Moving stablecoins has always come with a hidden tax. You want to send $50 in USDC, and the network wants a cut in its native token, which you may or may not own. Sui just made that problem disappear, at least for stablecoin transfers.
On May 20, 2026, Sui Network activated a protocol-level feature that sets the gas cost for stablecoin peer-to-peer transfers to exactly zero. Not subsidized by a third party. Not abstracted away by a dApp. Zero, baked directly into the infrastructure.
The transfer cost is the same whether you’re moving $1 or $1,000,000.
How it actually works
The technical engine behind this is a new system called Address Balances. Rather than requiring users to hold SUI tokens to pay fees, the protocol absorbs the cost of stablecoin transfers at the network layer itself.

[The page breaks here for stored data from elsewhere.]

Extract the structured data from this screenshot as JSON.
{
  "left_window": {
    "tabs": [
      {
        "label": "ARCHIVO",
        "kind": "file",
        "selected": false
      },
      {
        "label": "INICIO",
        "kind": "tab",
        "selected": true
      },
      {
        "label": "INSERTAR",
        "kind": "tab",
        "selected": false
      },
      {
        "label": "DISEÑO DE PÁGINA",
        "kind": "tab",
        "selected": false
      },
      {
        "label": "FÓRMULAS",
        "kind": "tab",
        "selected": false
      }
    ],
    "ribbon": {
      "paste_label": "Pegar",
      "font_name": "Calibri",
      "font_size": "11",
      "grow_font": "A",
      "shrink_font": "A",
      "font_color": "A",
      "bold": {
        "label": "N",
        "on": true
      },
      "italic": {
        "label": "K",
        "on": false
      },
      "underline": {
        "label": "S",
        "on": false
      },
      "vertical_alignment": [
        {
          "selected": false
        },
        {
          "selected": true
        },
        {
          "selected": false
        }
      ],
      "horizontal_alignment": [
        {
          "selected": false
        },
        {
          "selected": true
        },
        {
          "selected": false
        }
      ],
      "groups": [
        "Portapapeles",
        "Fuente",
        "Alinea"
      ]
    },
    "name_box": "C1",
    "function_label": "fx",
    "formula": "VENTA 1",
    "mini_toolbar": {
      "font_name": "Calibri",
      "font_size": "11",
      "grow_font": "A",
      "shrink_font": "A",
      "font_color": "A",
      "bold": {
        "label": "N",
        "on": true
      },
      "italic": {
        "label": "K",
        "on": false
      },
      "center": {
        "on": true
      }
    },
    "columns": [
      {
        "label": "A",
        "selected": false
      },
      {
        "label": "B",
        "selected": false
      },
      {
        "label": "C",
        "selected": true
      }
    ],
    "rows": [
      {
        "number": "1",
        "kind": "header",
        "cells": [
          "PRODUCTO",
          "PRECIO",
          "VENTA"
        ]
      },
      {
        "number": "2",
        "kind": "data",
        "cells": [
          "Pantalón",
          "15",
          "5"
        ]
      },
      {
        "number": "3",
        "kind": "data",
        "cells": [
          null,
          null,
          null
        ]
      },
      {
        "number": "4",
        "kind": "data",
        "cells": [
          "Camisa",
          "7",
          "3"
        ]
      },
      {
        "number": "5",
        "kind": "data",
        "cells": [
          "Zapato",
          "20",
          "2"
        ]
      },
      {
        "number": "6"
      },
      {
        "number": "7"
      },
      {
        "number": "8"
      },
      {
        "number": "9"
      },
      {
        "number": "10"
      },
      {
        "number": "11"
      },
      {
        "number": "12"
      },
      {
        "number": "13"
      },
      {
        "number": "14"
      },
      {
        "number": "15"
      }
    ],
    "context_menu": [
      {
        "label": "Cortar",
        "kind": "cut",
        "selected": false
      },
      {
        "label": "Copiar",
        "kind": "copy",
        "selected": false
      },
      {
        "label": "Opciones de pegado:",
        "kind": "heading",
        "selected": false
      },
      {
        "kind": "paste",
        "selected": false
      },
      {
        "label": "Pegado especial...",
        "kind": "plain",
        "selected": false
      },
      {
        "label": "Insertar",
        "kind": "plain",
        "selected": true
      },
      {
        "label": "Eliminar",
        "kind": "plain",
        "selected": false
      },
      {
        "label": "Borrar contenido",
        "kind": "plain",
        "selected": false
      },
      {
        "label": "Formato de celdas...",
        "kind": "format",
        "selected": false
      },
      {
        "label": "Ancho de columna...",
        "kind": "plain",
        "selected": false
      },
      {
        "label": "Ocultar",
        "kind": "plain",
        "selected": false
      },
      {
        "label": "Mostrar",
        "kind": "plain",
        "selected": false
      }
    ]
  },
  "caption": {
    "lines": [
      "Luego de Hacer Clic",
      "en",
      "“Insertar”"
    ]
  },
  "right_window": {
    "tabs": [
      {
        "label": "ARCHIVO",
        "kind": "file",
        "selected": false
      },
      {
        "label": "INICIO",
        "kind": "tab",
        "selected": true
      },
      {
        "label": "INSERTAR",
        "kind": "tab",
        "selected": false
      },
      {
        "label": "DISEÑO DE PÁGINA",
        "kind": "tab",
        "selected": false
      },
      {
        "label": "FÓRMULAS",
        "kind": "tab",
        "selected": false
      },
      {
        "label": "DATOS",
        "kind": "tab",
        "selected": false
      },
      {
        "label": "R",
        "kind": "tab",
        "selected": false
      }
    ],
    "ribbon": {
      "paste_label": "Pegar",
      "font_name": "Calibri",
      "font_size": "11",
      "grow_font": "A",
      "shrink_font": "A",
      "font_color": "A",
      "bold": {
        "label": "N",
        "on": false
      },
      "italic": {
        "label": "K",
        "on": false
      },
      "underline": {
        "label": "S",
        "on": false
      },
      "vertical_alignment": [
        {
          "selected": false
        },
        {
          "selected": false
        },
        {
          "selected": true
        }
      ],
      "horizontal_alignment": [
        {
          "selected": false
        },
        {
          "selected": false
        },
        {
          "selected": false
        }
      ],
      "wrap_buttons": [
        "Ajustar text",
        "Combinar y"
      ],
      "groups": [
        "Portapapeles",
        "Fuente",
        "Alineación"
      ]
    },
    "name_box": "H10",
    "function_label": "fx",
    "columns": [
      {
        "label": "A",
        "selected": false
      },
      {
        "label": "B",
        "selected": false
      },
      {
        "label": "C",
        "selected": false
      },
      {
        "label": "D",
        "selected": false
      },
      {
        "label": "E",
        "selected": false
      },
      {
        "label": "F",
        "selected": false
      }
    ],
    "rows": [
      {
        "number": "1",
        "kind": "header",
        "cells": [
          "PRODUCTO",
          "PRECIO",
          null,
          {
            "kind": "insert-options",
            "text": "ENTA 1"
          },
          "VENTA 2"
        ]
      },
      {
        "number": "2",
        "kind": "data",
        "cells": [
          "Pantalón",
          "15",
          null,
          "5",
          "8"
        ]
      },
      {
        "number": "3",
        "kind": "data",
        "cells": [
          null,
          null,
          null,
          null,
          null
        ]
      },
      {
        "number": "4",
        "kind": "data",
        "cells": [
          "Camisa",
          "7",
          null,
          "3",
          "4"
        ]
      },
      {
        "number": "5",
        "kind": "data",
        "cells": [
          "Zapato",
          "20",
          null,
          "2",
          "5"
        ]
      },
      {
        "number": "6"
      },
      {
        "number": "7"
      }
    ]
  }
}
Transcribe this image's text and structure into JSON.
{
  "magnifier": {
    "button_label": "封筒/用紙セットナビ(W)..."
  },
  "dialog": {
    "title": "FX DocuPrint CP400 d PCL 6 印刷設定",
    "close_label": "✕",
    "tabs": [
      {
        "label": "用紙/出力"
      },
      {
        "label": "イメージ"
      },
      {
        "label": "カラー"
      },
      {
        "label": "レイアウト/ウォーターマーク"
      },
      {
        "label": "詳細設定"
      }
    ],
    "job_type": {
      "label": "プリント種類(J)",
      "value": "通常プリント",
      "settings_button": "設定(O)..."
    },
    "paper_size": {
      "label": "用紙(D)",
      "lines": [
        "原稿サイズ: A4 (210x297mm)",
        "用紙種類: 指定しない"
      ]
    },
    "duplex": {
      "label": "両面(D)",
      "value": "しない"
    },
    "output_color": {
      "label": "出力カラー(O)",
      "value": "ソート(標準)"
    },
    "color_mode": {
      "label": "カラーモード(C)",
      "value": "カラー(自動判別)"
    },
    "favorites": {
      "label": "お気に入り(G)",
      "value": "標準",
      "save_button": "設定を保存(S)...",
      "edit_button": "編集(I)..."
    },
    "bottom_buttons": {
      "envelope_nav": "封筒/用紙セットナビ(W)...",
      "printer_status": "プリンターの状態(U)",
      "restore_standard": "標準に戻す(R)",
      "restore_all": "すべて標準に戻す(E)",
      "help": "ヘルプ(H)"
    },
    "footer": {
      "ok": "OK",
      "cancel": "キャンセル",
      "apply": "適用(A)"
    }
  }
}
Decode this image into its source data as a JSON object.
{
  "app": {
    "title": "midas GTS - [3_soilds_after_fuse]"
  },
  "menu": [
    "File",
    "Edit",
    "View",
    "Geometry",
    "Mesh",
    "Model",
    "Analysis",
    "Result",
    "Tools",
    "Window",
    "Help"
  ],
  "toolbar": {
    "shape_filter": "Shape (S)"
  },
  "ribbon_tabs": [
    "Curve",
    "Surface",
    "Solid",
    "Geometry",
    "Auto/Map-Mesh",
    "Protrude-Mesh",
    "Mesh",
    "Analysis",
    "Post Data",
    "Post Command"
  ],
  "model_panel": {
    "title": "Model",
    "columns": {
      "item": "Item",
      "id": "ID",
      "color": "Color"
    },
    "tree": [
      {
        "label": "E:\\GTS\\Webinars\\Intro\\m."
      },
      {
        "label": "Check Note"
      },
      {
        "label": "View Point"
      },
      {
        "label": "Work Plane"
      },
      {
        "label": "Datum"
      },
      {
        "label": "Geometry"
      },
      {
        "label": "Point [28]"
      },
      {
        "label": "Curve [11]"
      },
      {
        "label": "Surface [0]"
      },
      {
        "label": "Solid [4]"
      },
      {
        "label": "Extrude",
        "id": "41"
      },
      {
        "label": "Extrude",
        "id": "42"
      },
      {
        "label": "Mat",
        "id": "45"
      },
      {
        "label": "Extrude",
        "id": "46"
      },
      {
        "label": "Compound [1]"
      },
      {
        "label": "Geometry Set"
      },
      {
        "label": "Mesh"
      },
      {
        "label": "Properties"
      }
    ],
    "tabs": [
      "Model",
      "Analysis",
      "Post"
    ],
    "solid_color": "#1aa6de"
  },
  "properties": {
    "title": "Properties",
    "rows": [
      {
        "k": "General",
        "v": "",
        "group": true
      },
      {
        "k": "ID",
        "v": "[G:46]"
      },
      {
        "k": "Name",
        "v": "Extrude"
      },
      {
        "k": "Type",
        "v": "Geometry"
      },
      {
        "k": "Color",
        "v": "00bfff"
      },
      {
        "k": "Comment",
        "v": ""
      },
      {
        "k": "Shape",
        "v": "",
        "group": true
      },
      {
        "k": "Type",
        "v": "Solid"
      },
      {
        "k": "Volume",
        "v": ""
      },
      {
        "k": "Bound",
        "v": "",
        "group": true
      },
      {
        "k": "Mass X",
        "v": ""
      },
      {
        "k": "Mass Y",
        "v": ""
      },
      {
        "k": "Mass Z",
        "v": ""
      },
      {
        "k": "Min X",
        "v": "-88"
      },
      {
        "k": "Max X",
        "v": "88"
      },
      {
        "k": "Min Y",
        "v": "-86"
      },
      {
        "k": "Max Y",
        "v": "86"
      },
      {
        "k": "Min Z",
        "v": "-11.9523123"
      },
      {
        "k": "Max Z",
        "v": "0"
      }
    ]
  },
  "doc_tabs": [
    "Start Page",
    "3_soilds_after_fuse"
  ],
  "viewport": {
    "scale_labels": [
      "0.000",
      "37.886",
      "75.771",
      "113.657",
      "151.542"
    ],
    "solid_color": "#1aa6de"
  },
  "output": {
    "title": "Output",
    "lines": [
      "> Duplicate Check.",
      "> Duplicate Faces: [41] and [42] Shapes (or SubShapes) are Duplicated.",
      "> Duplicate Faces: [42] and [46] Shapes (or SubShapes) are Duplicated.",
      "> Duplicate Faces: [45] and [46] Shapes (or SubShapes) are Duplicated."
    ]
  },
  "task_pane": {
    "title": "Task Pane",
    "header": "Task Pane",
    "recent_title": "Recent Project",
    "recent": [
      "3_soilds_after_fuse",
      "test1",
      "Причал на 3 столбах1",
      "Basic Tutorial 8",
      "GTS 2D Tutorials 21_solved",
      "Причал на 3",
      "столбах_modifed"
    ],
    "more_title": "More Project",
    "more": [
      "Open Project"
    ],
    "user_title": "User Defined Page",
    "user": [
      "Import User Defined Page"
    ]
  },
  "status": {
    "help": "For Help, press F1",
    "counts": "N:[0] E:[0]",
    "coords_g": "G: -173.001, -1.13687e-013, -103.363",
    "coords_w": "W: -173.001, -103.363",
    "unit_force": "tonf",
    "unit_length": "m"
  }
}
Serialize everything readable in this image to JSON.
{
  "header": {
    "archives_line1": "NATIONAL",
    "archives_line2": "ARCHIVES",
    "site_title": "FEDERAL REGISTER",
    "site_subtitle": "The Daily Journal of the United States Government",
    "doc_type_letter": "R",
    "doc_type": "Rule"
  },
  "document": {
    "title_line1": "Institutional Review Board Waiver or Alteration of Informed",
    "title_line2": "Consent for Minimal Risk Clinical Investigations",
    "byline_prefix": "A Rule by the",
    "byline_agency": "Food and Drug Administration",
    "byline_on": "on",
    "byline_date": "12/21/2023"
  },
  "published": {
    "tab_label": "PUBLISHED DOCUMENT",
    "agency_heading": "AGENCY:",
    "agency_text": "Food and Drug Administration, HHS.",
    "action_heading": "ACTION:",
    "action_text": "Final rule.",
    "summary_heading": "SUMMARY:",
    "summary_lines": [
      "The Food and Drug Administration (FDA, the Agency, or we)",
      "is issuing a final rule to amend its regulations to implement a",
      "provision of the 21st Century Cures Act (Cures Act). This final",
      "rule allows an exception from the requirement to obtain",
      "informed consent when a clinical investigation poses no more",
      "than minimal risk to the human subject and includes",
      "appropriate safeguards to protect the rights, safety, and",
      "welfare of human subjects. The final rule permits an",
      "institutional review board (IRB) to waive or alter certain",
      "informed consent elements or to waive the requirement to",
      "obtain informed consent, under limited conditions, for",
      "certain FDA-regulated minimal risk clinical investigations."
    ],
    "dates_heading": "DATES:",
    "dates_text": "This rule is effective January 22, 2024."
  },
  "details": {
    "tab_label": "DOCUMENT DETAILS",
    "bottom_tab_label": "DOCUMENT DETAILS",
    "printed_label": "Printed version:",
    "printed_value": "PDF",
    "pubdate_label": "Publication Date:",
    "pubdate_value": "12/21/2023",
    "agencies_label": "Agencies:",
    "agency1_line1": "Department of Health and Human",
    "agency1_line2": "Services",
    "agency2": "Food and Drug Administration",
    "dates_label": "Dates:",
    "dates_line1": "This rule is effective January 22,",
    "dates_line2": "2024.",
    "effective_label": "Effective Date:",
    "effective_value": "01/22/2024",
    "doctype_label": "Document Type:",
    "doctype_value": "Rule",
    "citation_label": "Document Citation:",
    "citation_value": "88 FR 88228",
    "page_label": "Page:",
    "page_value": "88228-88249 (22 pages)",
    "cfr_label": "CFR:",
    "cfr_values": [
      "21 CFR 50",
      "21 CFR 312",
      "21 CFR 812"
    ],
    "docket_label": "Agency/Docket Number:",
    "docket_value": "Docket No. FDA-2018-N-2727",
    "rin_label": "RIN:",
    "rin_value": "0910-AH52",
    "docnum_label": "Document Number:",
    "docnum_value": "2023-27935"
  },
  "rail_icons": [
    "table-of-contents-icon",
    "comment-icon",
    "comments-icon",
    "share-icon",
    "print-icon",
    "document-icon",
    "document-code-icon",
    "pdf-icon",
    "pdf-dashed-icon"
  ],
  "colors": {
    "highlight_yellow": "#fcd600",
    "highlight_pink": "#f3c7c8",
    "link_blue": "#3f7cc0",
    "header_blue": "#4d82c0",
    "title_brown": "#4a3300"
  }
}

Sui’s fix is architectural, not cosmetic. That’s the distinction that separates it from gas abstraction solutions built at the wallet or application layer, which still rely on someone, usually a relayer or the app developer, paying the fee in the background.
Supported stablecoins at launch include USDC, USDsui, suiUSDe, USDY, FDUSD, AUSD, and USDB. Infrastructure provider Fireblocks is among the backers supporting the rollout.
The numbers are hard to ignore
Within roughly five days of the feature going live, the network processed nearly $65 billion in stablecoin transfers. Sui’s cumulative stablecoin volume since early 2024 has already surpassed $2.27 trillion.
The SUI token responded accordingly, gaining approximately 5% following the announcement.
The risk worth watching is whether zero-cost transfers at the protocol level creates long-run sustainability questions for network economics. Gas fees, even small ones, have traditionally served as a spam deterrent and a revenue mechanism for validators. How Sui has structured the economics behind this feature, specifically who absorbs the cost and what prevents abuse at scale, will be worth watching as volume grows.